Seperti mengetahui kekhawatiran hatinya, Utomo meraih tangan kiri Winarsih dan menggenggamnya.
“Kantorku nanti di Jakarta Pusat. Enggak jauh dari tempat kamu bekerja. Mess yang disediakan kantor buat kami juga nggak jauh dari rumah itu. Di rumah majikanmu ini banyak telepon yang bisa dipakai. Kamu bisa menghubungi ponselku kalau ada keperluan apa pun. Aku juga sudah menyimpan nomor telepon khusus ruangan belakang yang biasa digunakan para pegawai di rumah itu. Kamu nggak perlu khawatir. Jaga diri kamu ya, Win. Ingat semua hal yang aku bilang malam itu. Aku bakal nunggu."
Utomo semakin mengeratkan genggamannya pada tangan Winarsih. Winarsih menoleh ke arah Utomo dan bibirnya menarik senyuman hangat.
Tak berapa lama kemudian taksi yang mereka tumpangi masuk ke perumahan yang ukurannya besar-besar. Semua rumah yang berjajar di kanan-kiri jalan nyaris berukuran sama besar dengan tampilan sama mewahnya.
Seumur hidup baru kali itu Winarsih melihat rumah yang benar-benar mirip seperti istana di film-film yang ia tonton. Tak ada satu pun pedagang kaki lima yang ia lihat melintas di jalanan. Sepanjang jalan yang mereka lalui sangat bersih dan rindang.
Taksi berhenti di sebuah rumah putih besar bergaya klasik yang memiliki delapan tiang tinggi di terasnya. Pagar rumah itu tingginya hampir tiga kali pria dewasa. Dengan warna hitam kombinasi emas dan model besi meliuk-liuk yang amat rumit. Bagian teras depan rumah itu tak tampak dari jalan karena tertutupi pagar tembok yang sama tingginya. Depan pagar tembok ditumbuhi beberapa pohon palem yang letaknya bersisian dengan trotoar jalan raya.
Utomo masih membantu Winarsih menjinjing tas kain batik perca. Setelah membayar ongkos taksi, Utomo menggandeng Winarsih mendekati sisi pintu pagar yang bersebelahan dengan pos satpam.
“Pak! Permisi ...." Utomo memanggil salah seorang satpam yang baru keluar dari pos di sisi kanan pagar.
“Ya ...? Ada yang bisa dibantu?” tanya satpam dengan menjengukkan kepala sedikit menoleh ke arah Utomo dan Winarsih.
“Saya Utomo dari Desa Beringin; temannya Jaka dari Grup Cahaya Mas yang sudah punya janji dengan pemilik rumah ini. Bu Amalia. Saya yang membawakan calon asisten rumah tangga bagian dapur," jelas Utomo pada satpam yang sepertinya masih enggan menggeser pagar.
Mendengar penjelasan Utomo, satpam itu mengangguk dan berkata, “Sebentar saya telepon ke dalam dulu.”

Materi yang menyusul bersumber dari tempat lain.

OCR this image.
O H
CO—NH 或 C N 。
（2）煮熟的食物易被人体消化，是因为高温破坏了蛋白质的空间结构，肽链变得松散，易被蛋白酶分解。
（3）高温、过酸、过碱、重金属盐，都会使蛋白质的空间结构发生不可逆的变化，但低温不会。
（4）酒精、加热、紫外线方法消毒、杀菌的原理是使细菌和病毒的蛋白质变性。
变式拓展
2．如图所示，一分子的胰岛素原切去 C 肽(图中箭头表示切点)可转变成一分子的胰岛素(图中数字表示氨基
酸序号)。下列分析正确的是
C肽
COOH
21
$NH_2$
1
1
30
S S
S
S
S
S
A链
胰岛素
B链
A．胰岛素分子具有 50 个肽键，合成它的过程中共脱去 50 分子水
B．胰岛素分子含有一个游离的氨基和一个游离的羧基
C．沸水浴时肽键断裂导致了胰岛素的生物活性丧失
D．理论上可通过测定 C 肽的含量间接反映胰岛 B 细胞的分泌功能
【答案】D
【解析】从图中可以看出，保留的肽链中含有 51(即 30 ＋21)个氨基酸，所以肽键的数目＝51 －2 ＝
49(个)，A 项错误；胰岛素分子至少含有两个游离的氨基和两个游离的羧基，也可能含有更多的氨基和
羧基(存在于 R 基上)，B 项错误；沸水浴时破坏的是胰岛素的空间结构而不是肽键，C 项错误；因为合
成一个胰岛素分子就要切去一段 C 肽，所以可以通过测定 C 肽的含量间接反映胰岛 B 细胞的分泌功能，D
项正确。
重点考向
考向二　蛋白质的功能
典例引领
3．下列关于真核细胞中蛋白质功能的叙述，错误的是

Tak lama kemudian satpam tadi kembali keluar dari pos dan menghampiri pagar. Kali ini satpam itu bersedia menggeser pagar besinya yang tampak begitu berat. Urat-urat di tangan satpam itu seketika menonjol keluar saat mendorong mundur pagar besi.
Winarsih melihat pagar yang terbuka sudah lebih dari cukup untuk ia lewati bersama Utomo. Tapi satpam itu membukanya terlalu lebar.
“Maaf, Mas, Mbak, bisa minggir sedikit? Mobil Pak Dean sebentar lagi lewat,” ujar satpam yang bernama Rojak. Winarsih melirik bordiran nama yang menempel di seragam satpam itu.
Ternyata pemilik rumah itu yang akan lewat, pantas saja pagar itu langsung terbuka lebar, pikir Winarsih.
“Pemilik rumah ini?” tanya Utomo spontan.
“Pak Dean, anaknya Bu Amalia dan Pak Hartono. Yang punya rumah ini, ya Pak Hartono. Ya tapi secara tidak langsung, rumah ini milik Pak Dean juga, sih.” Rojak meringis ke arah Utomo yang terus melongok ke arah jalan seolah turut menanti kedatangan anak pemilik rumah tersebut.
Winarsih terus meringis sambil menyipitkan mata karena silau. Cahaya matahari pukul dua siang tengah menaungi mereka semua. Tubuhnya terasa gerah dan lengket. Perutnya mengeluarkan suara kriuk-kriuk tanda kelaparan.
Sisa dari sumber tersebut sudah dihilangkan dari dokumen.